Lightfoot Links Rise in Chicago Carjackings to COVID-induced Remote Learning
7713Photography/iStock/Getty Images Plus
Article audio sponsored by The John Birch Society

On Monday, Chicago Mayor Lori Lightfoot tied a massive increase in carjackings in the city to the shutdown of local schools due to the Chinese virus, also known as COVID-19. As the far-left Windy City mayor made the connection between the increase in violent carjackings and students not being in a traditional school setting for months on end, she drew the ire of the city’s far-left teachers union.

During a news conference touting some early successes of a new specialized carjacking task force in Chicago, Lightfoot claimed that the increase in carjackings was largely due to juveniles, whom the mayor said had created an atmosphere of “pervasive fear” among the city’s residents. Lightfoot then drew a direct correlation between the uptick in carjackings and youths who weren’t taking remote learning very seriously.

“Having talked to state’s attorneys who were dealing with these cases in juvenile court and others, a lot of parents went to work during the day thinking their teenagers were logged on for remote learning only to find something else,” Lightfoot told reporters at the city’s Office of Emergency Management and Communications.

The mayor claimed that “boredom” was compelling youths to commit the violent crimes.

“For many of these kids, some of whom had no prior involvement in the criminal justice system, this was pure boredom,” Lightfoot added. “But we’re way past that point now, and we’ve gotta bend the curve on this issue.”

The mayor and the Chicago Teachers Union (CTU) have been at odds recently over the mayor’s wish to return children to classrooms, despite a surge in COVID-19 related to the so-called omicron variant of the virus.

The CTU blasted Lightfoot, saying that the mayor needed to apologize to the students of her city.

“Every child in our public schools in Chicago deserves an apology from the mayor today, who claimed with zero evidence that there was a correlation between remote learning in 2020 and an increase in carjackings, which have been growing across the nation,” said a CTU press release Monday.

The CTU accused the black Lightfoot of racism, while defending the children of the city’s schools. “To suggest that our students are somehow disproportionately responsible for these crimes is precisely the kind of scapegoating and smear tactics Black and Brown students and adults have had to contend with in any discourse about crime for generations.”

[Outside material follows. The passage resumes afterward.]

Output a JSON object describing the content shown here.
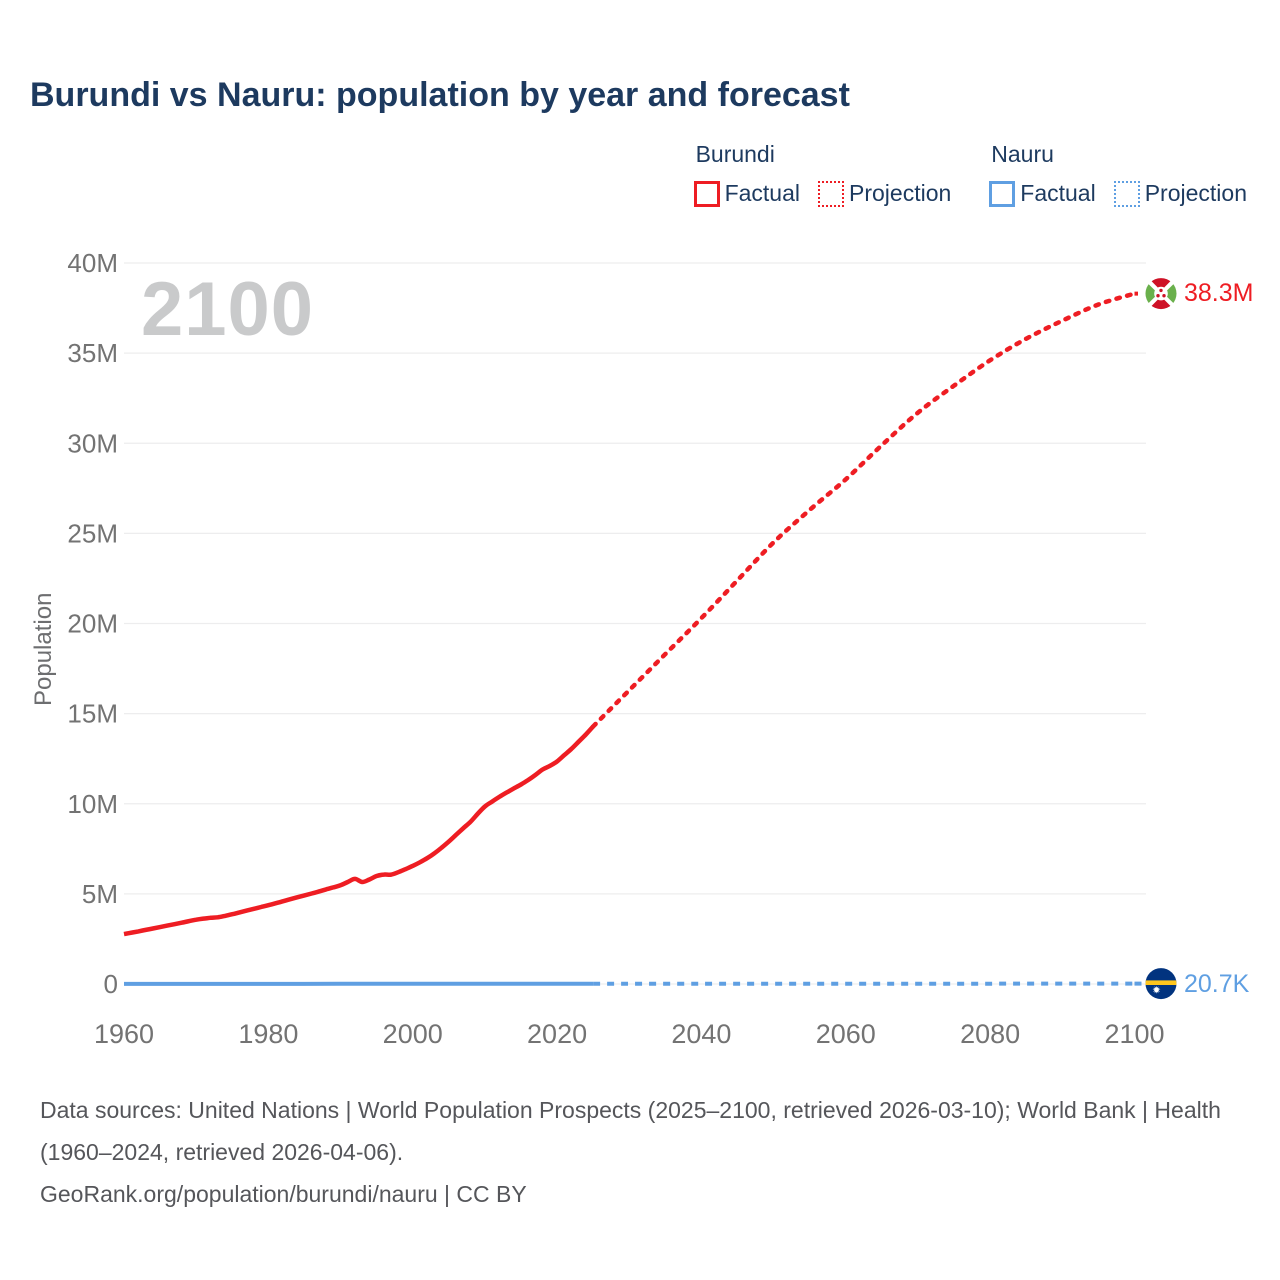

As “proof” of their claim that Lightfoot had no evidence for her claim, the CTU cited an opinion piece written by Maya Dukmasova in April of 2021, which called accusations that youth were responsible for the upsurge in carjackings “a narrative built on shoddy data and anecdotal evidence.”

Chicago Alderman Raymond Lopez also called Lightfoot to account for seemingly blaming the students for the uptick in carjackings: “She’s grasping at straws,” Lopez said. “In her latest attempt, she’s trying to lay blame on the 300,000 students who are participating in CPS’s remote learning from a year ago.”

Unfortunately for the CTU and Lopez, in this case, Lightfoot does indeed have actual evidence of an increase in carjackings, as well as evidence that the increase is being fed by juvenile actors.

CBS Chicago shared data showing that there were just 603 carjackings in 2019. Those numbers rose to 1,413 in 2020 and 1,850 last year.

Chicago Police Superintendent David Brown pointed to the case of an 11-year-old boy who was alleged to have carjacked a vehicle in the Mt. Greenwood neighborhood of the city. Brown called the incident “a sad state of affairs,” and further said that the same youth may have been responsible for several other city carjackings.

“Unfortunately, this 11-year-old has been arrested before and he is considered a prolific carjacker in our city,” Brown said.

Last January, at least four teens — including two 14-year-old girls — were also arrested on multiple carjacking charges in the city.

The discussion in Chicago about who or what is to blame for the increase of violent crimes in Chicago is interesting — but it’s also a moot point in many ways. While Lightfoot and the CTU argue over this, the fact remains that violence is there and the city’s residents are frightened to walk and drive in their own city.

“No resident in the city of Chicago or the Chicagoland area deserves to live in fear of violence,” Lightfoot told the gathering of reporters on Monday. Good, but what does the mayor intend to do about it? Simply making sure that students are back to in-person learning isn’t the answer — it doesn’t even address the problem.

For the situation in Chicago to improve, Lightfoot needs to unshackle her police force.